Young men such as Mr Awlan joined elderly women wearing floor-length colourful fabric that also covered their heads. This area of Southern Sudan forms the northernmost tip of the territory, and given its proximity to the north, some Islamic traditions, including dress, have been incorporated into the culture of Melus and other communities.

The referendum is the climax of a 2005 peace deal that ended decades of north-south conflict - Africa's longest civil war fought over ethnicity, religion, ideology and oil, in which two million people died.

The pro-independence mood came in the face of a campaign led from Khartoum by Omar Hassan al Bashir, president of Sudan, for southerners to choose to stay united with the north.

Southern leaders have accused the north of trying to delay and disrupt the plebiscite to keep control of the south's oil reserves, and warned there is a risk of a return to conflict. Mr Bashir has dismissed the accusations and promised to accept the result of the referendum.

"The country is facing a crucial stage of its history," the head of the referendum's organising commission, Mohamed Ibrahim Khalil, said before the start of registration.

More than 2,600 registration centres opened across the south, with an additional 150-plus opening in the north, where the mood was reportedly subdued. In recent weeks, thousands of Southern Sudanese have left their homes in Khartoum to return to the south for the vote.

The International Organisation for Migration (IOM) is running registration centres in eight countries: Australia, Britain, Canada, Egypt, Ethiopia, Kenya, Uganda and the United States.

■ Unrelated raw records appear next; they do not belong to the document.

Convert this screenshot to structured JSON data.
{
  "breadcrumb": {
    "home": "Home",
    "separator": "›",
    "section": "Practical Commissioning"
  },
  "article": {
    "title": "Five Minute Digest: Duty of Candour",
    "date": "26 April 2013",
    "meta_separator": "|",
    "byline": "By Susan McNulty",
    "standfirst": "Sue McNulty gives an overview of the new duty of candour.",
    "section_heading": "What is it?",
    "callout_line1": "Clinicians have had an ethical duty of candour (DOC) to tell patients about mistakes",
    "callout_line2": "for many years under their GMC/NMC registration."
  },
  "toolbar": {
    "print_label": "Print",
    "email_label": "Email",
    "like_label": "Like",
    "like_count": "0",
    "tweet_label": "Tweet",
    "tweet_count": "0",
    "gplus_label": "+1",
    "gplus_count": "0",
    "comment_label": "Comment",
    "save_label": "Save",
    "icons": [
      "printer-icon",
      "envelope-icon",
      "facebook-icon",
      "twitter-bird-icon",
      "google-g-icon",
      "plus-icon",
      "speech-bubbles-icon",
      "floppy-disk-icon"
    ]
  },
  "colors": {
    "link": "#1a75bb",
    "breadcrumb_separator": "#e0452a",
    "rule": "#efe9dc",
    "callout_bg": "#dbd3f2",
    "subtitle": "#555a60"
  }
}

The Southern Sudan Referendum Commission has employed more than 10,000 staff to run the domestic registration centres and assist in administrative tasks for the registration process, which has been delayed by political disputes between the ruling National Congress Party in Khartoum and the south's ruling Sudan People's Liberation Movement.

The 2005 peace deal not only promised a referendum on independence for Southern Sudan in January 2011, but also a separate self-determination vote for the people of Abyei, a disputed border zone. Preparations for this vote have not begun becauzse of a continuing row over eligibility for this referendum, which will give voters the choice between Abyei remaining in the north's Southern Kordofan state or becoming part of Southern Sudan.

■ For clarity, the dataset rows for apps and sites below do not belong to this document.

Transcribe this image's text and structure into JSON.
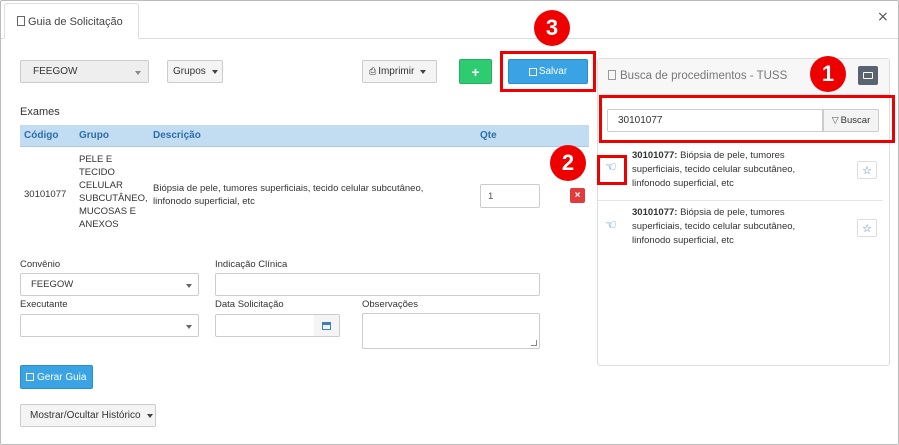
{
  "tab": {
    "label": "Guia de Solicitação"
  },
  "window": {
    "close_icon": "×"
  },
  "toolbar": {
    "convenio_select": "FEEGOW",
    "grupos_label": "Grupos",
    "imprimir_label": "Imprimir",
    "add_label": "+",
    "save_label": "Salvar"
  },
  "exames": {
    "title": "Exames",
    "columns": [
      "Código",
      "Grupo",
      "Descrição",
      "Qte"
    ],
    "rows": [
      {
        "codigo": "30101077",
        "grupo_lines": [
          "PELE E",
          "TECIDO",
          "CELULAR",
          "SUBCUTÂNEO,",
          "MUCOSAS E",
          "ANEXOS"
        ],
        "descricao_lines": [
          "Biópsia de pele, tumores superficiais, tecido celular subcutâneo,",
          "linfonodo superficial, etc"
        ],
        "qte": "1",
        "delete_label": "×"
      }
    ]
  },
  "form": {
    "convenio_label": "Convênio",
    "convenio_value": "FEEGOW",
    "indicacao_label": "Indicação Clínica",
    "indicacao_value": "",
    "executante_label": "Executante",
    "executante_value": "",
    "data_label": "Data Solicitação",
    "data_value": "",
    "obs_label": "Observações",
    "obs_value": ""
  },
  "actions": {
    "gerar_label": "Gerar Guia",
    "historico_label": "Mostrar/Ocultar Histórico"
  },
  "busca": {
    "title": "Busca de procedimentos - TUSS",
    "search_value": "30101077",
    "search_button": "Buscar",
    "results": [
      {
        "code": "30101077:",
        "lines": [
          " Biópsia de pele, tumores",
          "superficiais, tecido celular subcutâneo,",
          "linfonodo superficial, etc"
        ]
      },
      {
        "code": "30101077:",
        "lines": [
          " Biópsia de pele, tumores",
          "superficiais, tecido celular subcutâneo,",
          "linfonodo superficial, etc"
        ]
      }
    ]
  },
  "callouts": [
    "1",
    "2",
    "3"
  ],
  "colors": {
    "primary": "#3aa3e3",
    "success": "#2ecc71",
    "danger": "#e23b3b",
    "annotation_red": "#ee0000",
    "table_header": "#c2dcf2"
  },
  "icons": {
    "hand": "☜",
    "star": "☆",
    "print": "⎙",
    "filter": "▽"
  }
}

Eligibility is also a serious concern in the southern referendum. The US-based Carter Centre, which is observing both votes, expressed concern over the lack of clarity on how voters can prove they are eligible Southern Sudanese citizens, noting that the Referendum Act gives "little guidance" on this issue.

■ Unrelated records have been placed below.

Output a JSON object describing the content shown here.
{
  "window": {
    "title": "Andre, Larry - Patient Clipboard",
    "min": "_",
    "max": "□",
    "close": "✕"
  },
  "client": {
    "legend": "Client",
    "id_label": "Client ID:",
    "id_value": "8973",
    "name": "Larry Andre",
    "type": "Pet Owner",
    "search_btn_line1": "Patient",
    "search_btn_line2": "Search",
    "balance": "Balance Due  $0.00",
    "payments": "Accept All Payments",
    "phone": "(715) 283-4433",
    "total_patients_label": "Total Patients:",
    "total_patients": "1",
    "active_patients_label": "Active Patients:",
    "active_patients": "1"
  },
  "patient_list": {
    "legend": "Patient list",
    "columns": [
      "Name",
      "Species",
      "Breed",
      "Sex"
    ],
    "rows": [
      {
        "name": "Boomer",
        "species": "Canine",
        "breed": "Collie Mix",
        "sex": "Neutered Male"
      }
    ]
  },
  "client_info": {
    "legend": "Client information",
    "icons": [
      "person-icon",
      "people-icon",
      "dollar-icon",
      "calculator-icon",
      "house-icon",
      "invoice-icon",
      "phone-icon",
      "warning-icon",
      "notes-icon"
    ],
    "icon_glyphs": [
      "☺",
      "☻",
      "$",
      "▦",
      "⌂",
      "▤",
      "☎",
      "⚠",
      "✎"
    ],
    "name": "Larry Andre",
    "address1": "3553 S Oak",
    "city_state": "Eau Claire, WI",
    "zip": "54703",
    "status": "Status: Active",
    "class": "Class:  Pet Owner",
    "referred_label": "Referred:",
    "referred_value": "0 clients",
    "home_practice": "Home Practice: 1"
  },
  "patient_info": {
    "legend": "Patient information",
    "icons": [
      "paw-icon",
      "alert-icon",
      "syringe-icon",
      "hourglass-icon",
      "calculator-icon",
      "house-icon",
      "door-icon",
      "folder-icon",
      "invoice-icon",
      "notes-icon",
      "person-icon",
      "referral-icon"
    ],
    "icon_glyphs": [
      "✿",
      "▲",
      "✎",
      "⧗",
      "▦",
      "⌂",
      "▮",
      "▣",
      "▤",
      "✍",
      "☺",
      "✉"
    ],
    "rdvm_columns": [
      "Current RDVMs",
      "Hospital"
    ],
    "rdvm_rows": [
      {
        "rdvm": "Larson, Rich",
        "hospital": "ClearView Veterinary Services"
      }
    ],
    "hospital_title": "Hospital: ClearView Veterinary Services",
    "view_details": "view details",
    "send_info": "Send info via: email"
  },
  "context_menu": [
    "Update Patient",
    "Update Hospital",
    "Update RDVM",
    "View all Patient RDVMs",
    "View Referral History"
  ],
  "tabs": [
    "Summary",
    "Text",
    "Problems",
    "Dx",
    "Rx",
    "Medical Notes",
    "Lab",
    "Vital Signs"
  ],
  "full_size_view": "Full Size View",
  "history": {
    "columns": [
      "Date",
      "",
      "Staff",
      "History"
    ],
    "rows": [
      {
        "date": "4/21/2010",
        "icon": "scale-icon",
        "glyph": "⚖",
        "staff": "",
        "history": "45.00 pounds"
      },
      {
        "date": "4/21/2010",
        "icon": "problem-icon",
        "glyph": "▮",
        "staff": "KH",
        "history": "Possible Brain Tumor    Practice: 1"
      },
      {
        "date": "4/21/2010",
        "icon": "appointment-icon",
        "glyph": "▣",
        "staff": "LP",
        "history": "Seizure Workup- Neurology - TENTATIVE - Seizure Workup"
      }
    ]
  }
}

Particularly in border areas, where there has been intermarriage between northern and southern Sudanese for decades, observers fear complications could arise over the eligibility of a would-be voter with both northern and southern tribal ancestry.

The spokesman for the Southern Sudan Referendum Commission said on Saturday that the body charged with carrying out the self-determination vote had not prepared a list of ethnic groups considered to be indigenous to the south because "the indigenous southern Sudanese are well known".

The start of registration came as the leaders of the north and south announced that they had agreed upon a framework for resolving a number of contentious issues impeding full implementation of the 2005 Comprehensive Peace Agreement, including demarcation of the north-south border.

"In the event of secession, this will be the longest inter-state border in Africa, hosting in its immediate vicinity on both sides a significant proportion of Sudan's population. The Parties have committed themselves to maintaining a 'soft-border'," an African Union statement said.

Despite the positive outcomes of the latest round of negotiations between Khartoum and Juba, analysts say secession of the south, source of more than 80 per cent of the country's oil, would be a bitter pill for the north to swallow.